We buy makeup because, on some level, we all want to live the kind of life that makeup wants us to live. A concealer, touted by blogs and YouTube and waterlogged magazines at your nail salon, promises to make you look like yourself, but with the skin of an angel, all plasticky and soft focus, like a permanent Instagram filter slapped on top of your actual, real face. Lipstick will change you from a schlub buying paper towels and a bag of Kettle Chips to Nicki Minaj leading a horned-up Drake around a bodega late-night picking out snacks. Mastering a cat-eye in under ten minutes is an achievement worthy of a fucking champagne fountain and a pile of Kettle Chips, all to yourself.
Makeup is supposed to be easy, right? It’s supposed to be fun. That’s the narrative that Glossier, the skincare company started by Emily Weiss’s popular beauty website Into The Gloss, is trying to tell. My contrarian nature prevented me from buying into their shtick of easily-acessible, Instgram-ready beauty products, but after getting my hands on their recent Phase 2 release – via a trip to their tightly-edited, overly-curated pop-up shop, staffed entirely by women wearing Jeffery Campbell grandma heels and silky blush trench coats over cream silk shifts — I am a convert.
It’s the kind of makeup you use when you really, really don’t want anyone to think you’re wearing anything at all. For that, it’s worth it.
Glossier’s Phase 1 set, released in October, consisted of a bunch of shit that I didn’t really want to pay for: a rosewater spray; a moisturizer; a skin tint that looked both watery and oily. But, the Phase 2 set won my heart. Glossier packaged their rave-worthy Boy Brow with two new products – a sheer, matte lipstick called Generation G and concealer called Stretch Concealer – and I’m happy to report that I’m close to throwing away everything I own to dedicate my life and soul fully to this line.
The Boy Brow included in the Phase 2 kit is everything I’ve heard it to be — transformative; amazing; incredible. But! The lipstick and the concealer deserve all of my praise. Glossier calls Generation G a sheer matte lipstick, which sounds like a waste of $18, but I am here to tell you that it’s not.
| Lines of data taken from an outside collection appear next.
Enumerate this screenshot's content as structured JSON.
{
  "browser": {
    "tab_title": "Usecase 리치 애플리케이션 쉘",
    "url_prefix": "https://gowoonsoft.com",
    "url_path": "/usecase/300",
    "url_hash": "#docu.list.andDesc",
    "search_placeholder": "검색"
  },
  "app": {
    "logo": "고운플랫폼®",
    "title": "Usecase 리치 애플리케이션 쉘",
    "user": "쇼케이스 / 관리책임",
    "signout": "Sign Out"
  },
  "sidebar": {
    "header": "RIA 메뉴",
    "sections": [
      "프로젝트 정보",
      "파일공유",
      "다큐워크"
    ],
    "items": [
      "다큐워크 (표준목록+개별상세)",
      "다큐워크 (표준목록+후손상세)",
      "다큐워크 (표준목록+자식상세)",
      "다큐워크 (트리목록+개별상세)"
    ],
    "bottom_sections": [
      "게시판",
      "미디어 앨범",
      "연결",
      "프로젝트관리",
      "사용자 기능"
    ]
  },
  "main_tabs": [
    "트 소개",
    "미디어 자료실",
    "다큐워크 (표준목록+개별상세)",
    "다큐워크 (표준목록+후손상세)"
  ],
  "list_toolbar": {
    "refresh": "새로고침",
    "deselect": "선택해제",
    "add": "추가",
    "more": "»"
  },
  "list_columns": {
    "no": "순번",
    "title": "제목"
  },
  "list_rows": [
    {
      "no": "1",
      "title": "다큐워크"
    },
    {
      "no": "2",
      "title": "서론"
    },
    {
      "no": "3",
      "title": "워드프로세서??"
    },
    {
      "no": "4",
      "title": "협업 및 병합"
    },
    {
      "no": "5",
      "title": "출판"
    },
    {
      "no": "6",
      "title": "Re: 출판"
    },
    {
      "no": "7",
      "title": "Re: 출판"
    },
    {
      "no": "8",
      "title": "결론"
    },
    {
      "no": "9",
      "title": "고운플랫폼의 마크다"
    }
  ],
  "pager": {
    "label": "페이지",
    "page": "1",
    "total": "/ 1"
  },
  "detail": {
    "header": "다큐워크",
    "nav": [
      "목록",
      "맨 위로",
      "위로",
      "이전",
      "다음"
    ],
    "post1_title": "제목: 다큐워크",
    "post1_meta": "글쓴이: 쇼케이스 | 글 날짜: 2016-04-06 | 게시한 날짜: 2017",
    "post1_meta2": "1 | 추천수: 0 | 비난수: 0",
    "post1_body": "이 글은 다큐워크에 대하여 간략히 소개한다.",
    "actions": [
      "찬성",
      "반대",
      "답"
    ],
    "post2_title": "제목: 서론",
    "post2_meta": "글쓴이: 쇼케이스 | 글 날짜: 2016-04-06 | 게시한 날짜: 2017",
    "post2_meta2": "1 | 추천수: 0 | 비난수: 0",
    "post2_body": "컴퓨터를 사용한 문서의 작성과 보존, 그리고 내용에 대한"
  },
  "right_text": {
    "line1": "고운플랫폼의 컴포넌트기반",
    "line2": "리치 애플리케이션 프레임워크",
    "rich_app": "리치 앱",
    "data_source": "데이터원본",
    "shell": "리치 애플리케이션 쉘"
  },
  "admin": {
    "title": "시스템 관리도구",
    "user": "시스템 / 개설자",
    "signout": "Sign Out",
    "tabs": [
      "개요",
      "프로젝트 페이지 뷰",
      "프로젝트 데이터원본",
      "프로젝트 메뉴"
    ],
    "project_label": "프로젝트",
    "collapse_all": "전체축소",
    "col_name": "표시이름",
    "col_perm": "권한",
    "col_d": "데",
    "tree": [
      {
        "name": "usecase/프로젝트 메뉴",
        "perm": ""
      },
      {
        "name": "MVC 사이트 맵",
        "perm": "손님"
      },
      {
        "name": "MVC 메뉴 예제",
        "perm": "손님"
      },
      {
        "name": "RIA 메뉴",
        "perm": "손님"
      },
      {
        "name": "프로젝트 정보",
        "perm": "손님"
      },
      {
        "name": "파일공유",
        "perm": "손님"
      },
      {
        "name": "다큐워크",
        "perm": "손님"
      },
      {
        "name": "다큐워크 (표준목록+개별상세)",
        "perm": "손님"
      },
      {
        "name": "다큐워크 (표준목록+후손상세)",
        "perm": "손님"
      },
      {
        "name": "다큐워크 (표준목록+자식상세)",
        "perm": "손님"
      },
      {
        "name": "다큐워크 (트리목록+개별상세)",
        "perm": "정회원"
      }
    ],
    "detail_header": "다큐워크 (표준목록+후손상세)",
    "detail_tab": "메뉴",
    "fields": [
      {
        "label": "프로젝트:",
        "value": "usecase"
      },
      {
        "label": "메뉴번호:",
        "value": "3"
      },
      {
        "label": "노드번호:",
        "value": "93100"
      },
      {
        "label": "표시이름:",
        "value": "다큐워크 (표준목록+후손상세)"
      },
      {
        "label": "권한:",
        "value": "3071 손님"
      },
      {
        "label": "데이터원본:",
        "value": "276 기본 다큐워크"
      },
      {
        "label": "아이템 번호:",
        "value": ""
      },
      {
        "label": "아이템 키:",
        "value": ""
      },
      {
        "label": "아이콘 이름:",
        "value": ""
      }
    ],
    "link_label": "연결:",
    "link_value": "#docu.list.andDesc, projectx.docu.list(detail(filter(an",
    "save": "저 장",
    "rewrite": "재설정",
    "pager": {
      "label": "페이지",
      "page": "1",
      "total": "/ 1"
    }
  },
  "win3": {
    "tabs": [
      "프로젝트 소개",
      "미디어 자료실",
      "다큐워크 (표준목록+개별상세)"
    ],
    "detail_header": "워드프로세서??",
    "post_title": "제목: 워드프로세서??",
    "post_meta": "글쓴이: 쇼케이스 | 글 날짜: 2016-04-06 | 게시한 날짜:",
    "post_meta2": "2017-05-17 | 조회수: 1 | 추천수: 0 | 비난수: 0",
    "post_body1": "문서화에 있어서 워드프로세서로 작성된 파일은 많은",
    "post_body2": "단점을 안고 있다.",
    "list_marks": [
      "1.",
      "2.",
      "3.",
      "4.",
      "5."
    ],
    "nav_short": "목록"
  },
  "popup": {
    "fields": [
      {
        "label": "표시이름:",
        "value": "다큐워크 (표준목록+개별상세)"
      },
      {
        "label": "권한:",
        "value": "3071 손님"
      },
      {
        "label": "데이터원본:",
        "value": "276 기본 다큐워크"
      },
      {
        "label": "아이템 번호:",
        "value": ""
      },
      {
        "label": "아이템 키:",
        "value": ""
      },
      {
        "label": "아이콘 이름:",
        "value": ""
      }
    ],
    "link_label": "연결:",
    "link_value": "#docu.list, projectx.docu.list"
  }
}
The lipstick goes on more like a balm, and it comes in four colors: Cake, a warm-toned nude that made my mouth look muddy; Jam, a pigmented dark berry; Crush, a bright magenta; and, Like, a mauve-y, soft baby pink that on me – and maybe you! – is the closest thing I’ve seen to reaching that beauty blogger holy grail of the perfect MLBB(my lips but better). It looks like an Instagram filter, but on my mouth, and it’s fucking incredible. In two weeks, I’ll fall in love again with some dumb lipstick I find at Duane Reade because my search for That Perfect Lipstick is a never-ending quest, but for the meantime, this is it.
Somehow, also, the Stretch Concealer managed to change my mind about concealer, once and for all. My skin is aggressively mediocre, peppered with hormonal zits that I fear will never go away and marred by the scars left from gleefully picking at the occasional that shows up once in a blue moon. I’m not self conscious about my skin. It is what it is. The option, however, to make my skin look like its best 19-year-old pre-cigarette self, is alluring. For a while, I tried to convince myself that the cult-favorite Kevyn Aucoin The Sensual Skin Enhancer was something that I could work with, but the texture turned me off and I felt like I needed actual skill to wear this on my face without looking like a crazy person.
Stretch Concealer purports to have special micro-waxes that make it elastic and able to move with your skin. What I found was a tiny pot of what felt like tinted coconut oil, but in a good way. This concealer goes on so light and so sheer that I could mash a full scoop of this stuff into my face and not look bad. Like any dedicated reader of beauty blogs, I pat this shit into my face and watch in amazement as the undereye circles I didn’t even know I had disappear. After wearing this for a week, I gathered every dusty jar of concealer I had and threw them into the trash.
I’m sorry to say this. It goes against everything I believe in, but I mean it with all my heart. Buy into the hype. Let the stickers and that soothing Glossier blush pink and the promise of a better life through some tinted lip balm and a concealer or two soothe you. Glossier is worth it.